Rising from its Monetary Policy Committee (MPC) meeting in Abuja, the CBN’s Governor, Mr. Godwin Emefiele said, the committee believes that the effect of fiscal policy action towards stimulating the economy has begun to manifest as evidence in the exit of the economy from the 15 month recession.
Although, seems fragile, the fragility of the growth makes it imperative to allow more time to make appropriate complementary policy decision to strengthening the recovery.
Secondly, the committee was of the view that economic activities would become clearer between now and the Q1 of 2018 when growth is expected to have sufficiently strengthened and gained in receding inflation very obvious.
The most compelling argument for a hold according to him, was to achieve more clarity in the evolution of key macro economy indicators including budget implementation, economic recovery, exchange rate, inflation and employment generation.

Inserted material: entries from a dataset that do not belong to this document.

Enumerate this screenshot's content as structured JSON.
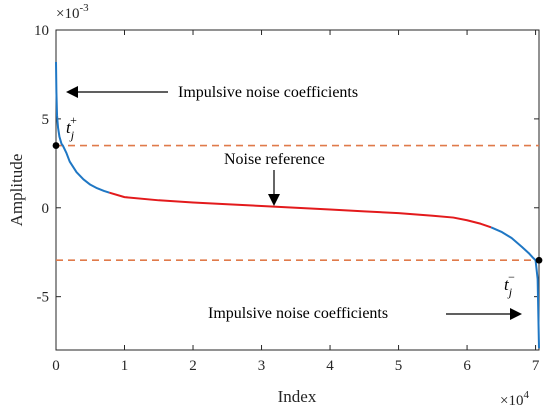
{
  "chart_data": {
    "type": "line",
    "xlabel": "Index",
    "ylabel": "Amplitude",
    "x_multiplier_label": "×10",
    "x_multiplier_exp": "4",
    "y_multiplier_label": "×10",
    "y_multiplier_exp": "-3",
    "xlim": [
      0,
      70500
    ],
    "ylim": [
      -8.0,
      10.0
    ],
    "x_ticks": [
      0,
      10000,
      20000,
      30000,
      40000,
      50000,
      60000,
      70000
    ],
    "x_tick_labels": [
      "0",
      "1",
      "2",
      "3",
      "4",
      "5",
      "6",
      "7"
    ],
    "y_ticks": [
      -5,
      0,
      5,
      10
    ],
    "y_tick_labels": [
      "-5",
      "0",
      "5",
      "10"
    ],
    "y_units_note": "y values in units of 1e-3",
    "thresholds": {
      "upper": 3.5,
      "lower": -2.95,
      "color": "#e07a4a"
    },
    "series": [
      {
        "segment": "upper impulsive",
        "color": "#1f77c4",
        "x": [
          0,
          60,
          150,
          300,
          500,
          800,
          1000,
          1500,
          2000,
          3000,
          4000,
          5000,
          6000,
          7000,
          7800
        ],
        "y": [
          8.2,
          6.5,
          5.2,
          4.5,
          4.0,
          3.6,
          3.5,
          3.1,
          2.6,
          2.0,
          1.6,
          1.3,
          1.1,
          0.95,
          0.85
        ]
      },
      {
        "segment": "noise reference",
        "color": "#e31a1c",
        "x": [
          7800,
          10000,
          15000,
          20000,
          25000,
          30000,
          35000,
          40000,
          45000,
          50000,
          55000,
          58000,
          60000,
          62000,
          63500
        ],
        "y": [
          0.85,
          0.6,
          0.42,
          0.3,
          0.2,
          0.1,
          0.0,
          -0.1,
          -0.2,
          -0.3,
          -0.45,
          -0.55,
          -0.7,
          -0.9,
          -1.1
        ]
      },
      {
        "segment": "lower impulsive",
        "color": "#1f77c4",
        "x": [
          63500,
          65000,
          66500,
          68000,
          69000,
          69600,
          70000,
          70300,
          70500
        ],
        "y": [
          -1.1,
          -1.35,
          -1.7,
          -2.2,
          -2.55,
          -2.8,
          -2.95,
          -4.0,
          -7.9
        ]
      }
    ],
    "points": [
      {
        "name": "t_j_plus",
        "x": 0,
        "y": 3.5
      },
      {
        "name": "t_j_minus",
        "x": 70500,
        "y": -2.95
      }
    ],
    "annotations": {
      "upper_text": "Impulsive noise coefficients",
      "noise_text": "Noise reference",
      "lower_text": "Impulsive noise coefficients",
      "t_plus_base": "t",
      "t_plus_sub": "j",
      "t_plus_sup": "+",
      "t_minus_base": "t",
      "t_minus_sub": "j",
      "t_minus_sup": "−"
    }
  }
}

He said, in consideration of the head wind confronting the domestic economy and the uncertainty in the global environment, the committee decided by a vote of 6 to 1, to retain the Monetary Policy Rate MOR at 14 per cent, alongside all other policy parameters.
“In arriving at this whole decision, the MPC commits to employing maximum flexibility to guide the economy on the path of utmost growth.

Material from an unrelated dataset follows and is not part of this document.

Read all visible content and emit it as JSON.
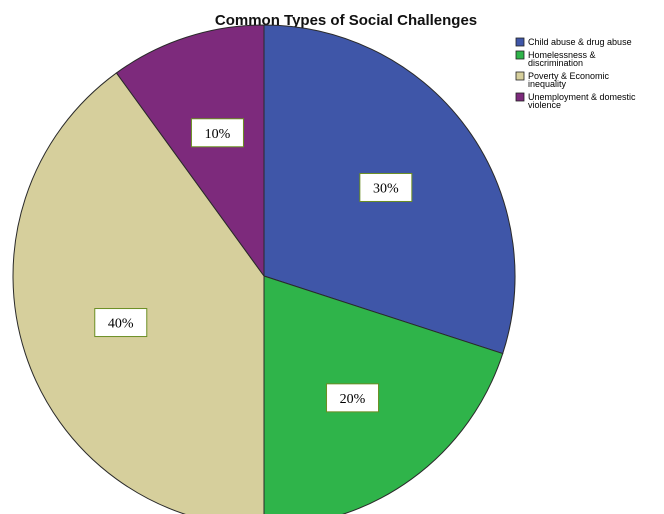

“Consequently, six members voted to retain MPR and all other parameters at their current level while one member voted to lower the MPR to signal at ease to the current stand of tight monetary policy.
“However, overall majority of the members expressed a strong commitment to policy flexibility that will allow the committee to promptly take the necessary action that will promote overall macro economic stability and engender sustainable growth.
“Consequently, the MPC voted to maintain the MPR at 14 per cent, Retain the CRR at 22.5 per cent, retain Liquidity Ratio at 30 per cent and retain the Asymmetric Corridor at +200 and -500 points around the MPR,” he said.
In arriving at its decision, the Committee took note of the gains so far achieved as a result of its earlier decisions; including the stability in the foreign exchange market and the moderate reduction in inflation.
The option was whether to hold, tighten or ease. These were subjected to extensive debate. As in previous meetings, although tightening would help rein in inflation expectations and strengthen the stability in the foreign exchange market, the Committee felt that it would further widen the income gap, depress aggregate demand and adversely affect credit delivery to the private sector.
The Committee also noted that tightening may result in the deposit money banks re-pricing their assets and loans, thus raising the cost of borrowing and therefore heightening the already weak investment climate and non-performing loans.
With respect to loosening, the Committee believed that although while it would make it more attractive for Nigerians to acquire assets at cheaper prices, thus increasing their net wealth, and therefore stimulate spending as confidence rises, it nevertheless, felt constrained that loosening at this time would exacerbate inflationary pressures and worsen the exchange rate and inflationary conditions.
The Committee also felt that loosening will further pull the real rate deeper into negative territory as the gap between the nominal interest rate and inflation widens.